User Rating:
Not right?
by phileasfogg
New Delhi, India
August 6, 2005
We arrived around noon and were told by the maid that Mrs. de Menezes Bragança (who guides visitors around the house) was at lunch. Would we please sit? We sat on carved wooden chairs and waited. Sure enough, within a few minutes, the lady, white-haired and very spry, arrived.
We began with the drawing room, with its balconies, heavy curtains, and painted walls (an unusual pattern of thistles all along the top). Mrs de Menezes Bragança started off by revealing that the chairs we’d been sitting on were 350 years old. In fact, almost everything in the house - furniture, silverware, porcelain - is between 250 and 350 years old. The Spanish tiles on the floor are 450 years old.
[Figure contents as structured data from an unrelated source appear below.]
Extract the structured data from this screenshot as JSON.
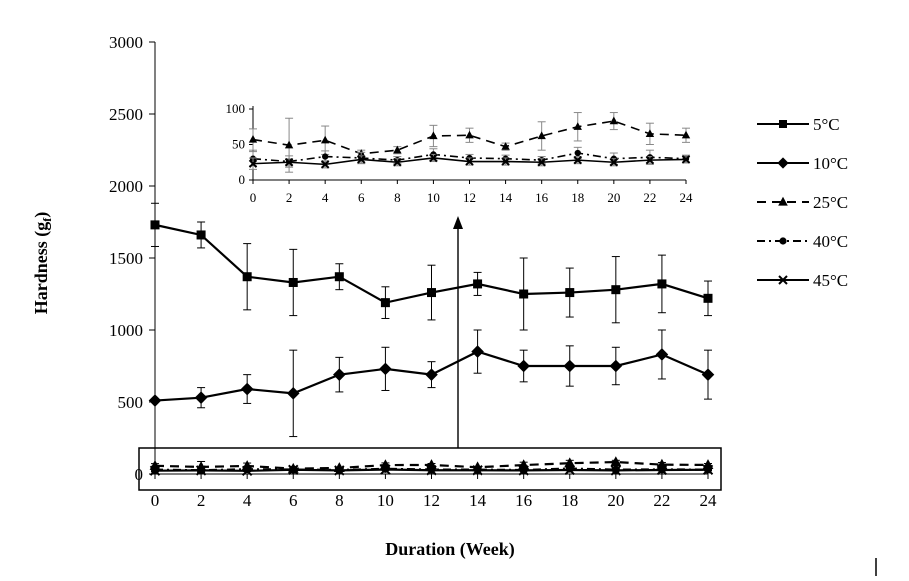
{
  "chart_data": {
    "type": "line",
    "title": "",
    "xlabel": "Duration (Week)",
    "ylabel": "Hardness (g",
    "ylabel_subscript": "f",
    "ylabel_close": ")",
    "x": [
      0,
      2,
      4,
      6,
      8,
      10,
      12,
      14,
      16,
      18,
      20,
      22,
      24
    ],
    "xlim": [
      0,
      24
    ],
    "ylim": [
      0,
      3000
    ],
    "yticks": [
      0,
      500,
      1000,
      1500,
      2000,
      2500,
      3000
    ],
    "grid": false,
    "legend_position": "right",
    "series": [
      {
        "name": "5°C",
        "marker": "square",
        "dash": "solid",
        "values": [
          1730,
          1660,
          1370,
          1330,
          1370,
          1190,
          1260,
          1320,
          1250,
          1260,
          1280,
          1320,
          1220
        ],
        "errors": [
          150,
          90,
          230,
          230,
          90,
          110,
          190,
          80,
          250,
          170,
          230,
          200,
          120
        ]
      },
      {
        "name": "10°C",
        "marker": "diamond",
        "dash": "solid",
        "values": [
          510,
          530,
          590,
          560,
          690,
          730,
          690,
          850,
          750,
          750,
          750,
          830,
          690
        ],
        "errors": [
          0,
          70,
          100,
          300,
          120,
          150,
          90,
          150,
          110,
          140,
          130,
          170,
          170
        ]
      },
      {
        "name": "25°C",
        "marker": "triangle",
        "dash": "dash",
        "values": [
          57,
          49,
          56,
          37,
          42,
          62,
          63,
          47,
          62,
          75,
          83,
          65,
          63
        ],
        "errors": [
          15,
          38,
          20,
          5,
          5,
          15,
          10,
          5,
          20,
          20,
          12,
          15,
          10
        ]
      },
      {
        "name": "40°C",
        "marker": "circle",
        "dash": "dashdot",
        "values": [
          30,
          26,
          33,
          31,
          28,
          36,
          31,
          30,
          28,
          38,
          30,
          32,
          30
        ],
        "errors": [
          10,
          8,
          8,
          8,
          5,
          8,
          5,
          5,
          5,
          8,
          8,
          10,
          5
        ]
      },
      {
        "name": "45°C",
        "marker": "x",
        "dash": "solid",
        "values": [
          23,
          25,
          22,
          29,
          25,
          31,
          26,
          26,
          25,
          28,
          25,
          28,
          29
        ],
        "errors": [
          8,
          5,
          5,
          5,
          5,
          5,
          5,
          5,
          5,
          5,
          5,
          5,
          5
        ]
      }
    ],
    "inset": {
      "ylim": [
        0,
        100
      ],
      "yticks": [
        0,
        50,
        100
      ],
      "xticks": [
        0,
        2,
        4,
        6,
        8,
        10,
        12,
        14,
        16,
        18,
        20,
        22,
        24
      ],
      "series": [
        "25°C",
        "40°C",
        "45°C"
      ]
    },
    "annotation": "arrow from zoom box to inset"
  }
}
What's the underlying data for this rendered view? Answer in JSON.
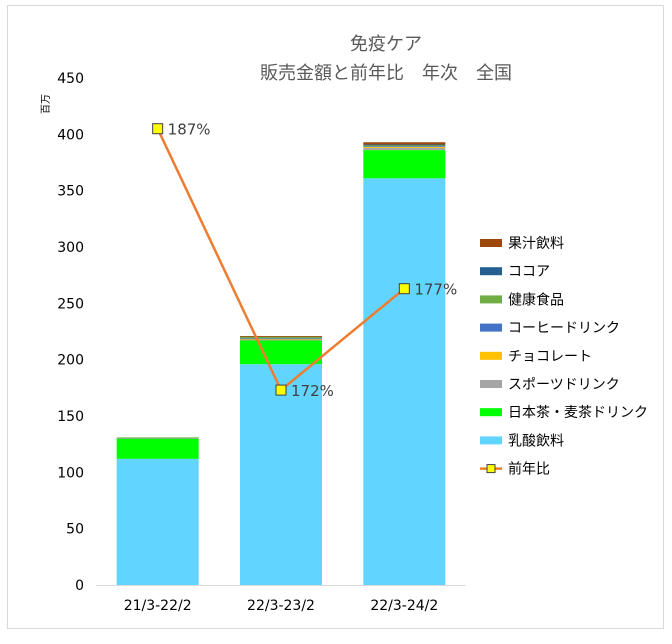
{
  "chart_data": {
    "type": "bar",
    "stacked": true,
    "title": "免疫ケア",
    "subtitle": "販売金額と前年比　年次　全国",
    "yunit": "百万",
    "ylim": [
      0,
      450
    ],
    "yticks": [
      0,
      50,
      100,
      150,
      200,
      250,
      300,
      350,
      400,
      450
    ],
    "categories": [
      "21/3-22/2",
      "22/3-23/2",
      "22/3-24/2"
    ],
    "series": [
      {
        "name": "乳酸飲料",
        "color": "#61D5FF",
        "values": [
          112,
          196,
          361
        ]
      },
      {
        "name": "日本茶・麦茶ドリンク",
        "color": "#00FF00",
        "values": [
          18,
          21,
          25
        ]
      },
      {
        "name": "スポーツドリンク",
        "color": "#A5A5A5",
        "values": [
          0.5,
          1,
          2
        ]
      },
      {
        "name": "チョコレート",
        "color": "#FFC000",
        "values": [
          0,
          0.5,
          1
        ]
      },
      {
        "name": "コーヒードリンク",
        "color": "#4472C4",
        "values": [
          0,
          0.5,
          0.5
        ]
      },
      {
        "name": "健康食品",
        "color": "#70AD47",
        "values": [
          0.5,
          1.5,
          1
        ]
      },
      {
        "name": "ココア",
        "color": "#255E91",
        "values": [
          0,
          0,
          0.5
        ]
      },
      {
        "name": "果汁飲料",
        "color": "#9E480E",
        "values": [
          0,
          0.5,
          2
        ]
      }
    ],
    "line": {
      "name": "前年比",
      "color": "#ED7D31",
      "marker_color": "#FFFF00",
      "values": [
        187,
        172,
        177
      ],
      "labels": [
        "187%",
        "172%",
        "177%"
      ],
      "y_positions": [
        405,
        173,
        263
      ]
    },
    "legend": "right",
    "grid": false
  }
}
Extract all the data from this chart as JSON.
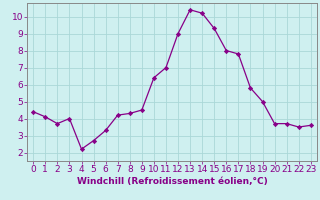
{
  "x": [
    0,
    1,
    2,
    3,
    4,
    5,
    6,
    7,
    8,
    9,
    10,
    11,
    12,
    13,
    14,
    15,
    16,
    17,
    18,
    19,
    20,
    21,
    22,
    23
  ],
  "y": [
    4.4,
    4.1,
    3.7,
    4.0,
    2.2,
    2.7,
    3.3,
    4.2,
    4.3,
    4.5,
    6.4,
    7.0,
    9.0,
    10.4,
    10.2,
    9.3,
    8.0,
    7.8,
    5.8,
    5.0,
    3.7,
    3.7,
    3.5,
    3.6
  ],
  "line_color": "#880088",
  "marker": "D",
  "marker_size": 2.2,
  "bg_color": "#cff0f0",
  "grid_color": "#aad8d8",
  "xlabel": "Windchill (Refroidissement éolien,°C)",
  "xlim": [
    -0.5,
    23.5
  ],
  "ylim": [
    1.5,
    10.8
  ],
  "xticks": [
    0,
    1,
    2,
    3,
    4,
    5,
    6,
    7,
    8,
    9,
    10,
    11,
    12,
    13,
    14,
    15,
    16,
    17,
    18,
    19,
    20,
    21,
    22,
    23
  ],
  "yticks": [
    2,
    3,
    4,
    5,
    6,
    7,
    8,
    9,
    10
  ],
  "xlabel_fontsize": 6.5,
  "tick_fontsize": 6.5,
  "tick_color": "#880088",
  "axis_color": "#888888",
  "spine_color": "#888888"
}
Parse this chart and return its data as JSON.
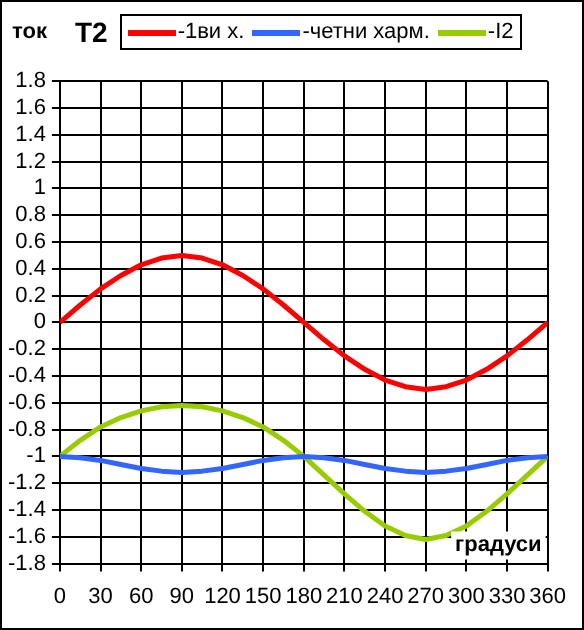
{
  "chart_data": {
    "type": "line",
    "title": "T2",
    "ylabel": "ток",
    "xlabel": "градуси",
    "x": [
      0,
      15,
      30,
      45,
      60,
      75,
      90,
      105,
      120,
      135,
      150,
      165,
      180,
      195,
      210,
      225,
      240,
      255,
      270,
      285,
      300,
      315,
      330,
      345,
      360
    ],
    "series": [
      {
        "name": "-1ви х.",
        "color": "#ff0000",
        "values": [
          0,
          0.13,
          0.25,
          0.35,
          0.43,
          0.48,
          0.5,
          0.48,
          0.43,
          0.35,
          0.25,
          0.13,
          0,
          -0.13,
          -0.25,
          -0.35,
          -0.43,
          -0.48,
          -0.5,
          -0.48,
          -0.43,
          -0.35,
          -0.25,
          -0.13,
          0
        ]
      },
      {
        "name": "-четни харм.",
        "color": "#3366ff",
        "values": [
          -1,
          -1.01,
          -1.03,
          -1.06,
          -1.09,
          -1.11,
          -1.12,
          -1.11,
          -1.09,
          -1.06,
          -1.03,
          -1.01,
          -1,
          -1.01,
          -1.03,
          -1.06,
          -1.09,
          -1.11,
          -1.12,
          -1.11,
          -1.09,
          -1.06,
          -1.03,
          -1.01,
          -1
        ]
      },
      {
        "name": "-I2",
        "color": "#99cc00",
        "values": [
          -1,
          -0.88,
          -0.78,
          -0.71,
          -0.66,
          -0.63,
          -0.62,
          -0.63,
          -0.66,
          -0.71,
          -0.78,
          -0.88,
          -1,
          -1.14,
          -1.28,
          -1.41,
          -1.52,
          -1.59,
          -1.62,
          -1.59,
          -1.52,
          -1.41,
          -1.28,
          -1.14,
          -1
        ]
      }
    ],
    "xlim": [
      0,
      360
    ],
    "xticks": [
      0,
      30,
      60,
      90,
      120,
      150,
      180,
      210,
      240,
      270,
      300,
      330,
      360
    ],
    "ylim": [
      -1.8,
      1.8
    ],
    "yticks": [
      -1.8,
      -1.6,
      -1.4,
      -1.2,
      -1,
      -0.8,
      -0.6,
      -0.4,
      -0.2,
      0,
      0.2,
      0.4,
      0.6,
      0.8,
      1,
      1.2,
      1.4,
      1.6,
      1.8
    ],
    "grid": true,
    "legend": "top",
    "marker": "none",
    "line_style": "solid"
  }
}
In the drawing room are an exquisitely carved Chinese cabinet of ebony; hand-painted Chinese porcelain plates and urns; a Japanese cloisonné vase decorated with goldfish; and a lovely ladies’ fan painted in muted colours and gold leaf. "My great-grandmother’s," our guide said. Next to it was an intricately carved box that looked like some dark wood, until Mrs de Menezes Bragança held it up to the light, where it revealed itself in rich, blood-gold tones as flawless Chinese amber.
We were led onwards to the 5,000-book library (the largest private collection in Goa) that belonged to our guide’s father-in-law, a famous journalist. Luis de Menezes Bragança was so vocal in his criticism of Portuguese rule that when he died, they wouldn’t let him be buried within the pale, and his mausoleum stands across the road from the house.
Past the sunlight filtering in through windowpanes of oyster shell, we reached the ballroom, with its Italian marble floor, gold-painted scrollwork, and Belgian-glass chandeliers. The dining room, with its massive dining table, was less ethereal, but equally imposing. The sideboards were of teak inlaid with mother-of-pearl, and the glass-fronted cabinets were full of china and well-polished English and Portuguese silver, all in perfect condition.
Our guide’s own bedroom had an intricately carved chest of camphor wood (which we dutifully sniffed), and in another spare bedroom was a teak wardrobe inlaid with rosewood.
By the time we emerged, we weren’t keen on visiting the more "modern" half of the mansion. We eventually went, but were disappointed - it’s too modern. Mrs. de Menezes Bragança’s home is by far the better.
There’s no entry fee to either home, but there’s a contribution box, and all donations go towards the upkeep of the mansion.